À terme, le canal doit permettre l’irrigation de 3 000 hectares de terres dans la plaine de Maribahoux.
Ces travaux nécessitent une étude d’impact afin de mesurer leurs incidences et d’identifier les mesures d’atténuation adéquates aux problèmes environnementaux qui peuvent survenir.
Ni le pays voisin, ni Haïti n’ont mené d’étude de ce genre, selon Maismy-Mary Fleurant, un spécialiste ayant récemment sorti un livre sur le canal.
Cette étude d’impact reste importante, car Haïti a un devoir d’information vis-à-vis de la République dominicaine, d’un point de vue du droit international.
Si on ne peut pas prouver que le canal ne cause aucun dommage, cela peut amener à un arbitrage international et poser des problèmes à Haïti, prévient le professeur Fleurant.
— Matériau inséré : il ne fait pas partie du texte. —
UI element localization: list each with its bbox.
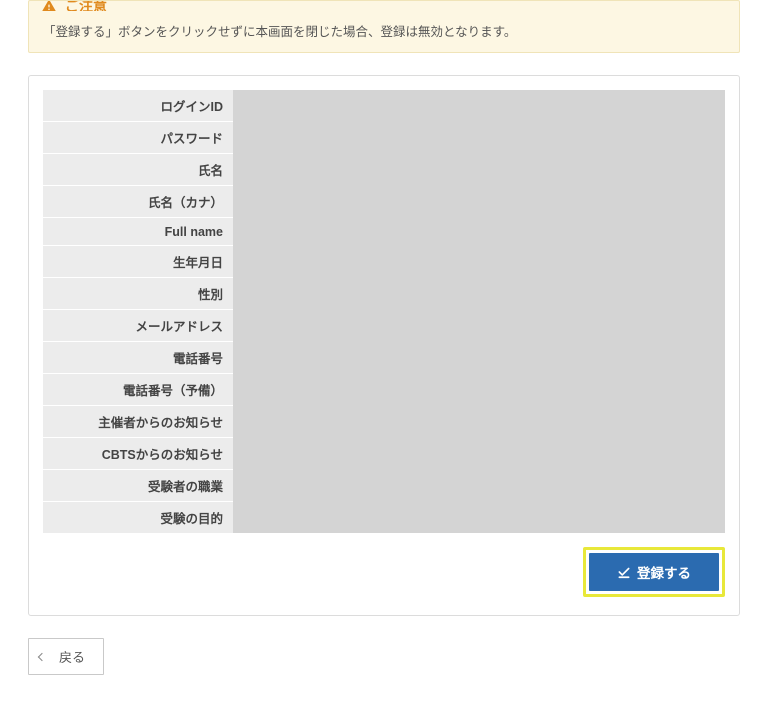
button-row: 登録する (43, 533, 725, 597)
register-button[interactable]: 登録する (589, 553, 719, 591)
notice-header: ご注意 (29, 1, 739, 11)
notice-title: ご注意 (65, 1, 107, 11)
form-label: ログインID (43, 90, 233, 121)
notice-box: ご注意 「登録する」ボタンをクリックせずに本画面を閉じた場合、登録は無効となりま… (28, 0, 740, 53)
form-label: 受験の目的 (43, 502, 233, 533)
form-rows: ログインIDパスワード氏名氏名（カナ）Full name生年月日性別メールアドレ… (43, 90, 725, 533)
register-label: 登録する (637, 562, 691, 582)
form-label: Full name (43, 218, 233, 245)
form-label: 電話番号 (43, 342, 233, 373)
form-label: 氏名（カナ） (43, 186, 233, 217)
chevron-left-icon (38, 652, 46, 660)
back-label: 戻る (59, 647, 85, 666)
register-highlight: 登録する (583, 547, 725, 597)
form-label: 性別 (43, 278, 233, 309)
notice-body: 「登録する」ボタンをクリックせずに本画面を閉じた場合、登録は無効となります。 (29, 11, 739, 40)
warning-icon (41, 1, 57, 11)
form-label: CBTSからのお知らせ (43, 438, 233, 469)
back-button[interactable]: 戻る (28, 638, 104, 675)
form-label: 生年月日 (43, 246, 233, 277)
form-label: パスワード (43, 122, 233, 153)
form-label: 主催者からのお知らせ (43, 406, 233, 437)
form-label: 電話番号（予備） (43, 374, 233, 405)
form-label: 氏名 (43, 154, 233, 185)
form-card: ログインIDパスワード氏名氏名（カナ）Full name生年月日性別メールアドレ… (28, 75, 740, 616)
form-label: メールアドレス (43, 310, 233, 341)
values-masked-area (233, 90, 725, 533)
check-underline-icon (617, 565, 631, 579)
form-label: 受験者の職業 (43, 470, 233, 501)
Cette étude d’impact reste importante, car Haïti a un devoir d’information vis-à-vis de la République dominicaine, d’un point de vue du droit international.
Les travaux à réaliser s’accumulent dans un contexte d’indisponibilité de fonds et d’essoufflement des donations.
Le président du comité du canal, Moïse Joseph, affirme avoir fourni un « cahier de doléances » au Premier ministre par intérim, Gary Conille, contenant le devis et le coût des travaux restants lors de sa visite du chantier, le 23 août 2024.
« Si le comité est solide, l’État n’a aucun intérêt à l’écarter », pense la source qui espère une synergie entre la population et l’État en vue d’adresser les problèmes techniques.